Selon ce pamphlet semblant inspiré de Fritz Zorn ou Thomas Bernhard, la Suisse serait donc un sanatorium, où la paix sociale s’obtient à coup de soumission volontaire et de conformisme. Comme auteur, L’Étranger cite d’abord l’écrivain français controversé Yann Moix et cinéaste sulfureux des aventures fantasmatiques, onanistes et harceleuses de Gérard Depardieu en Corée du Nord qui scellera le discrédit final de la star déchue. Avant de décréter que ce n’est pas lui. Or cela pourrait être du Yann Moix, en plus soft.

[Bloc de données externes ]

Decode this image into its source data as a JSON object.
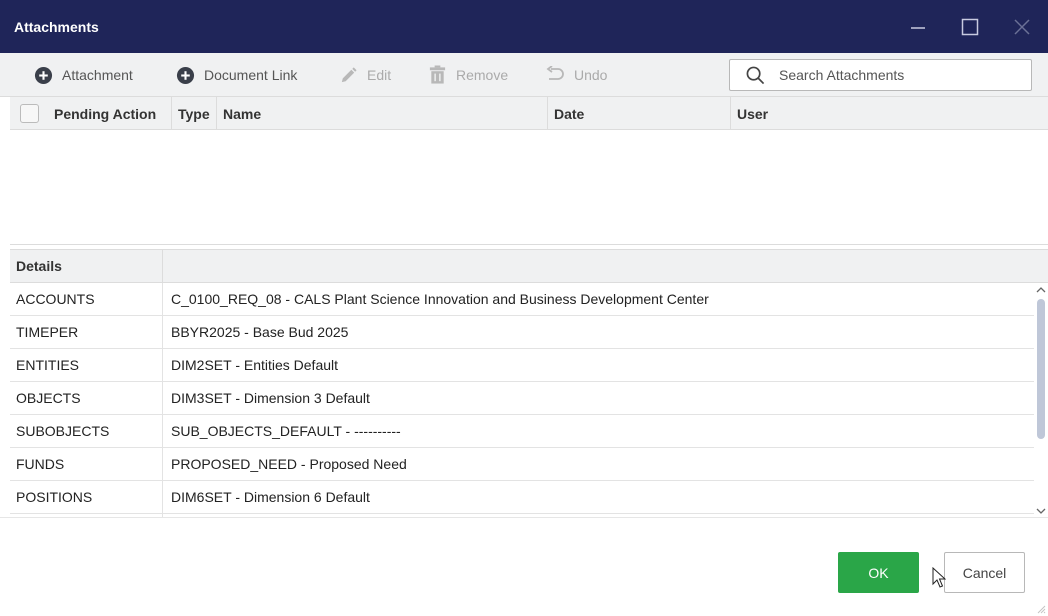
{
  "window": {
    "title": "Attachments"
  },
  "toolbar": {
    "attachment_label": "Attachment",
    "document_link_label": "Document Link",
    "edit_label": "Edit",
    "remove_label": "Remove",
    "undo_label": "Undo"
  },
  "search": {
    "placeholder": "Search Attachments",
    "value": ""
  },
  "attachments_grid": {
    "columns": [
      "Pending Action",
      "Type",
      "Name",
      "Date",
      "User"
    ],
    "rows": []
  },
  "details": {
    "header": "Details",
    "rows": [
      {
        "key": "ACCOUNTS",
        "value": "C_0100_REQ_08 - CALS Plant Science Innovation and Business Development Center"
      },
      {
        "key": "TIMEPER",
        "value": "BBYR2025 - Base Bud 2025"
      },
      {
        "key": "ENTITIES",
        "value": "DIM2SET - Entities Default"
      },
      {
        "key": "OBJECTS",
        "value": "DIM3SET - Dimension 3 Default"
      },
      {
        "key": "SUBOBJECTS",
        "value": "SUB_OBJECTS_DEFAULT - ----------"
      },
      {
        "key": "FUNDS",
        "value": "PROPOSED_NEED - Proposed Need"
      },
      {
        "key": "POSITIONS",
        "value": "DIM6SET - Dimension 6 Default"
      }
    ]
  },
  "footer": {
    "ok_label": "OK",
    "cancel_label": "Cancel"
  },
  "colors": {
    "titlebar": "#1f2559",
    "ok_button": "#2aa648",
    "toolbar_bg": "#f0f1f2"
  },
  "icons": {
    "add": "plus-circle-icon",
    "edit": "pencil-icon",
    "remove": "trash-icon",
    "undo": "undo-arrow-icon",
    "search": "search-icon"
  }
}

En 2010, Yann Moix publie La Règle du Jeu d’une grande violence envers le gouvernement helvétique comprenant aujourd’hui en son sein le Conseiller fédéral fan de Donald Trump, Albert Rösti (parmi d’autres de son parti, l’UDC) : «…la Suisse n’est pas un pays : la Suisse n’est rien. La Suisse n’existe qu’en détruisant. En neutralisant. Ce n’est pas un pays neutre, non : c’est un pays qui neutralise. La Suisse est un pays pornographique. Sales affaires (comptes bancaires, fiscalité), sale comportement (arrestation de Polanski) : tout est propre dans les rues suisses, dans les montagnes suisses, dans les vallons suisses, tout est très propre parce qu’au fond tout y sale dans les tréfonds, dans les fondements, dans les soubassements. C’est un pays qui se vend sans cesse au plus offrant. Qui courbe incessamment l’échine devant le plus fort. » Ce roman écrit notamment en défense de Roman Polanski retenu alors en Suisse à la demande des États-Unis, dans le cadre de sa condamnation pour une affaire d’abus sexuel sur mineur dans les années 70 est l’une des déclarations haineuses les plus radicales jamais écrite contre la Suisse officielle : « Tu ne sers à rien : tu arrêtes les artistes et tu enrichis les enrichis. Tu ne sais rien faire, sauf pitié. Je te hais, Suisse. Je te demande de m’arrêter, moi, aussi, le jour où je viendrai te voir. Pour cracher sur ton sol immonde. »[3]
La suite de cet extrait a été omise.